In 2021, the most recent year for which federal data is available, women working full-time in the U.S. were paid 84 cents for every dollar paid to a man, the National Women’s Law Center reports.
The gap is even wider when we include women working part-time: Pew Research Center estimates that all women, regardless of the hours they worked, earned an average of 82% of what men made in 2022.
This difference in earnings is perhaps the most obvious once women hit their 30s, which is also when the gap begins to widen.
Things start to diverge when women are between the ages of 35 and 44, a new analysis from Pew Research Center has found.

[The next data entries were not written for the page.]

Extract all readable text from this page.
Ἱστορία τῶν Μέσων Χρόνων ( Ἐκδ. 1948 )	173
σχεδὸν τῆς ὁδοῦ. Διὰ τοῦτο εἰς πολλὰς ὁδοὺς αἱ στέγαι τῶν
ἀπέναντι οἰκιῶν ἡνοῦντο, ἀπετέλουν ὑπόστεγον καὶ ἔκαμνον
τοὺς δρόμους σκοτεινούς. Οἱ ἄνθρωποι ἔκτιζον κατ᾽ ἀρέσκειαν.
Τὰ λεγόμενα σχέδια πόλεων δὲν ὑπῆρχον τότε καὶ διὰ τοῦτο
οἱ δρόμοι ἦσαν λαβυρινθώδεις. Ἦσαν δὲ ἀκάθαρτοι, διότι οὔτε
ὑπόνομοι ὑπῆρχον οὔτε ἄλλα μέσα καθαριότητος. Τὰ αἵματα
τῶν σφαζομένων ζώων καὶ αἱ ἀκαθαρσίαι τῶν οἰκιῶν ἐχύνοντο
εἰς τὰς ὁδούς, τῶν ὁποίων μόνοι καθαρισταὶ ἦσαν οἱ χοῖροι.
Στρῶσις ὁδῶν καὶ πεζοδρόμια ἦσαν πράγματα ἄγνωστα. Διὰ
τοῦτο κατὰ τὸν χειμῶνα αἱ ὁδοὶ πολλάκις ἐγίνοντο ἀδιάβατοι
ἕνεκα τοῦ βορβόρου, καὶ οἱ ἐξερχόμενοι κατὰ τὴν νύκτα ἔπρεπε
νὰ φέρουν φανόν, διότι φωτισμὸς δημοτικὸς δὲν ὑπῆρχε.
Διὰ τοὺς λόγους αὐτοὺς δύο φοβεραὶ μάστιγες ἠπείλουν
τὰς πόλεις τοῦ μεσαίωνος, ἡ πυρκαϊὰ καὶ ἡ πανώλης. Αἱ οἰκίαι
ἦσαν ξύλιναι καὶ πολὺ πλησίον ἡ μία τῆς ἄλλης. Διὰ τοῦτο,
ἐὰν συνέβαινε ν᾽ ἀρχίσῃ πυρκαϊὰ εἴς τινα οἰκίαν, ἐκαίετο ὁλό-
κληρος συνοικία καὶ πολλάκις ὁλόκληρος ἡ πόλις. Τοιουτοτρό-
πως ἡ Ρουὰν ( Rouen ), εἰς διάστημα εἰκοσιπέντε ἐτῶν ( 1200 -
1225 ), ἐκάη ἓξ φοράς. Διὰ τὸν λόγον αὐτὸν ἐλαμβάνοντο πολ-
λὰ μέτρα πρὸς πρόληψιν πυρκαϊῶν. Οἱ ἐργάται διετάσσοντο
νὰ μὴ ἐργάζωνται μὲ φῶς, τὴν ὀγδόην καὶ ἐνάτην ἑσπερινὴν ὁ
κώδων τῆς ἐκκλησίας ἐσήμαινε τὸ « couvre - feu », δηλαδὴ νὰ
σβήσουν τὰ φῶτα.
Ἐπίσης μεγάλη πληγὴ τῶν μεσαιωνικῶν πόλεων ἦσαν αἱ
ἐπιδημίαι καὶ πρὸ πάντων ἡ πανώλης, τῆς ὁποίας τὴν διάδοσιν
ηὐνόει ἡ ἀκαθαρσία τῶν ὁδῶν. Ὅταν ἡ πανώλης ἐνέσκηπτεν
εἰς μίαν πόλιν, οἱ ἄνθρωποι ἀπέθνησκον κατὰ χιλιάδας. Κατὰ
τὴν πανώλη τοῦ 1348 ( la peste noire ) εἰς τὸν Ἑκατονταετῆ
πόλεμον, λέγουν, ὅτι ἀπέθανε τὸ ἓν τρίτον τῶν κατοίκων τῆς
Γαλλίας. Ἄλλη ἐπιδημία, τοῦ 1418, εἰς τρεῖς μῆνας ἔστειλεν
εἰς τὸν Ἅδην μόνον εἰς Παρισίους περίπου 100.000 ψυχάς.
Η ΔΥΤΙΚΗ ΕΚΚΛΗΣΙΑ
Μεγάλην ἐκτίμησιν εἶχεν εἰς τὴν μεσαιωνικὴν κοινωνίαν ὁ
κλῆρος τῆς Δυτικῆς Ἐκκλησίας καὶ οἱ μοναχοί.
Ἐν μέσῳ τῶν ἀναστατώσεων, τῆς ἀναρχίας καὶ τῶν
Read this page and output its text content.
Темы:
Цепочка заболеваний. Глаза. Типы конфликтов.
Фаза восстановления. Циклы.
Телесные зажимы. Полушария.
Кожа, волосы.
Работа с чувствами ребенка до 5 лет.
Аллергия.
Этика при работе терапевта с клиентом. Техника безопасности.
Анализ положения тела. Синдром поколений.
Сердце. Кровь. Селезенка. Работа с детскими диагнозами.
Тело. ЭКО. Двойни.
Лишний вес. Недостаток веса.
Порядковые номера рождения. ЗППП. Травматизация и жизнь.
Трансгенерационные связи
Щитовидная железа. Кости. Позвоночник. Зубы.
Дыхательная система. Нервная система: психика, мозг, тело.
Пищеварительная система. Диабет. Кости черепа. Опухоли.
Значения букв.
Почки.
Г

In 2022, women between the ages of 25 and 34 earned about 92% as much as the men in their age group, while women ages 35 to 44 earned just 83% as much as men their age.
This gap persists even as women are outpacing men in college graduation and enrollment rates — in fact, Rakesh Kocchar, a senior researcher at Pew, found that the gap between women and men with a college degree is not any narrower than the one between women and men without a college degree.
It continues to widen even as women near retirement, as women between the ages of 55 and 64 earn a mere 79% of what men their age make — a troubling trend that hasn’t budged in at least four decades,” Kochhar writes.